Thursday, October 2, 2008

The Interior Castle

What is the soul? Is it separate from the body? I am an embodied creature, I can't understand anything outside of my gut, limbs, thoughts and vision. I can look in mirrors, but I will never look myself straight in the eye. I must depend on others for that experience. I can look at the face of another and be looked at by another, but I cannot look upon the face of myself. I can cross my eyes and see my nose, but where does that leave me besides dizzy?

The seminary experience is intense. I am forced daily to look both inward and out, to decide what the big questions are and to struggle towards answering them. I have come to the conclusion that the big questions will never be answered. The big questions are by definition, (in my mind anyway) unanswerable. But the wrestling, that's where the work is done. So I don't believe in a God that speaks or watches or cares. So what. I do believe in the mystery and holiness of life. I believe in the mystery and holiness of prayer. I believe in the mystery and holiness of relationship. I believe in the mystery and holiness of nature, of roots and oceans.

Who am I praying to? I guess I'm not praying to anything. I'm simply expressing the deepest groans of my heart. I'm adding these groans to the collective groans building up in the air that surrounds me. I'm breathing in and out. I'm choosing life, even though I know death is coming.

I was utterly humiliated last week. I'm writing about my relationship with my mother and my draft was discussed in my class workshop. At the end I started sobbing. The wounds and demons of the relationship were too big, too raw to deal with in the detached mode one needs to remain in while in a critique situation. I left the room. I never wanted to go back. I am not a person who shows weakness. I am strong and I need people to know it.

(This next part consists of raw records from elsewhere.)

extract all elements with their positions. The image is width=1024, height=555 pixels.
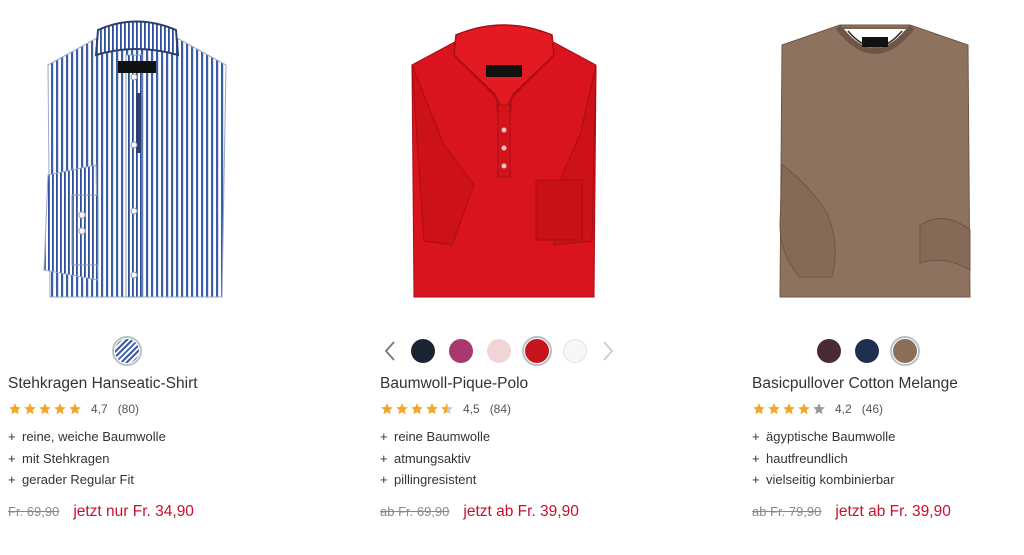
star-icon: [39, 403, 51, 415]
product-title[interactable]: Basicpullover Cotton Melange: [752, 375, 958, 393]
star-icon: [411, 403, 423, 415]
star-icon: [381, 403, 393, 415]
swatch-navy[interactable]: [408, 336, 438, 366]
star-icon: [783, 403, 795, 415]
feature-item: + atmungsaktiv: [380, 450, 471, 466]
product-title[interactable]: Baumwoll-Pique-Polo: [380, 375, 528, 393]
chevron-right-icon[interactable]: [598, 336, 618, 366]
feature-item: + hautfreundlich: [752, 450, 848, 466]
product-card-basicpullover[interactable]: Basicpullover Cotton Melange 4,2 (46) + ä…: [752, 0, 1012, 555]
old-price: Fr. 69,90: [8, 504, 60, 519]
feature-item: + pillingresistent: [380, 472, 477, 487]
rating: 4,2 (46): [752, 402, 883, 416]
review-count[interactable]: (84): [490, 402, 511, 416]
rating: 4,7 (80): [8, 402, 139, 416]
product-image-pullover[interactable]: [752, 0, 1012, 320]
old-price: ab Fr. 69,90: [380, 504, 450, 519]
feature-list: + ägyptische Baumwolle + hautfreundlich + v…: [752, 426, 895, 491]
feature-item: + reine Baumwolle: [380, 429, 491, 444]
review-count[interactable]: (80): [118, 402, 139, 416]
color-swatches: [380, 334, 626, 368]
feature-item: + mit Stehkragen: [8, 450, 110, 466]
product-image-polo[interactable]: [380, 0, 640, 320]
star-icon: [69, 403, 81, 415]
swatch-striped-blue[interactable]: [112, 336, 142, 366]
product-card-pique-polo[interactable]: Baumwoll-Pique-Polo 4,5 (84) + reine Baum…: [380, 0, 640, 555]
star-icon: [798, 403, 810, 415]
star-rating: [752, 402, 827, 416]
rating-value: 4,5: [463, 402, 480, 416]
feature-item: + gerader Regular Fit: [8, 472, 134, 487]
shirt-illustration: [43, 20, 227, 298]
pullover-illustration: [779, 24, 971, 298]
star-icon: [54, 403, 66, 415]
star-icon: [753, 403, 765, 415]
sale-price: jetzt ab Fr. 39,90: [835, 503, 951, 520]
feature-item: + vielseitig kombinierbar: [752, 472, 895, 487]
swatch-navy[interactable]: [852, 336, 882, 366]
color-swatches: [112, 334, 150, 368]
rating-value: 4,2: [835, 402, 852, 416]
old-price: ab Fr. 79,90: [752, 504, 822, 519]
swatch-red[interactable]: [522, 336, 552, 366]
swatch-brown[interactable]: [890, 336, 920, 366]
sale-price: jetzt nur Fr. 34,90: [73, 503, 194, 520]
product-card-hanseatic-shirt[interactable]: Stehkragen Hanseatic-Shirt 4,7 (80) + rei…: [8, 0, 268, 555]
rating: 4,5 (84): [380, 402, 511, 416]
sale-price: jetzt ab Fr. 39,90: [463, 503, 579, 520]
feature-item: + reine, weiche Baumwolle: [8, 429, 166, 444]
color-swatches: [814, 334, 928, 368]
price: ab Fr. 69,90 jetzt ab Fr. 39,90: [380, 503, 579, 521]
product-title[interactable]: Stehkragen Hanseatic-Shirt: [8, 375, 198, 393]
rating-value: 4,7: [91, 402, 108, 416]
star-icon: [396, 403, 408, 415]
feature-item: + ägyptische Baumwolle: [752, 429, 896, 444]
star-icon: [768, 403, 780, 415]
review-count[interactable]: (46): [862, 402, 883, 416]
feature-list: + reine, weiche Baumwolle + mit Stehkragen…: [8, 426, 166, 491]
swatch-white[interactable]: [560, 336, 590, 366]
star-rating: [380, 402, 455, 416]
star-icon: [426, 403, 438, 415]
star-icon: [24, 403, 36, 415]
swatch-magenta[interactable]: [446, 336, 476, 366]
star-icon: [9, 403, 21, 415]
star-empty-icon: [813, 403, 825, 415]
swatch-aubergine[interactable]: [814, 336, 844, 366]
star-rating: [8, 402, 83, 416]
product-image-shirt[interactable]: [8, 0, 268, 320]
price: ab Fr. 79,90 jetzt ab Fr. 39,90: [752, 503, 951, 521]
star-half-icon: [441, 403, 453, 415]
feature-list: + reine Baumwolle + atmungsaktiv + pillingr…: [380, 426, 490, 491]
chevron-left-icon[interactable]: [380, 336, 400, 366]
swatch-light-pink[interactable]: [484, 336, 514, 366]
polo-illustration: [411, 24, 597, 298]
price: Fr. 69,90 jetzt nur Fr. 34,90: [8, 503, 194, 521]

In my Bible: Violence and Nonviolence class we've been reading the book of Judges. Chapter 19 is awful. Chapter 11 is awful. I've been struggling with them for a year now. How am I supposed to carry the pain of these stories within me, within my soul. I am a person who feels pain. The pain of animals taken to slaughter. The pain of the women I worked with at the Hearth in Spokane. The pain of poverty and racism I witnessed in North Lawndale in Chicago. The pain of the women in the book of Judges. My own pain over my failed relationship with my mother. Where do I put it? Where do I hold it?

I'm reading The Interior Castle by Teresa of Avila. I'm painting the seven dwelling places of the soul that she outlines. I'm giving a presentation about them to my History of Christianity class. I'm trying to understand them. I'm trying to follow her, even though my language of the holy is different than hers. I'm trying to understand how to find my soul. How to see it, how to feel it.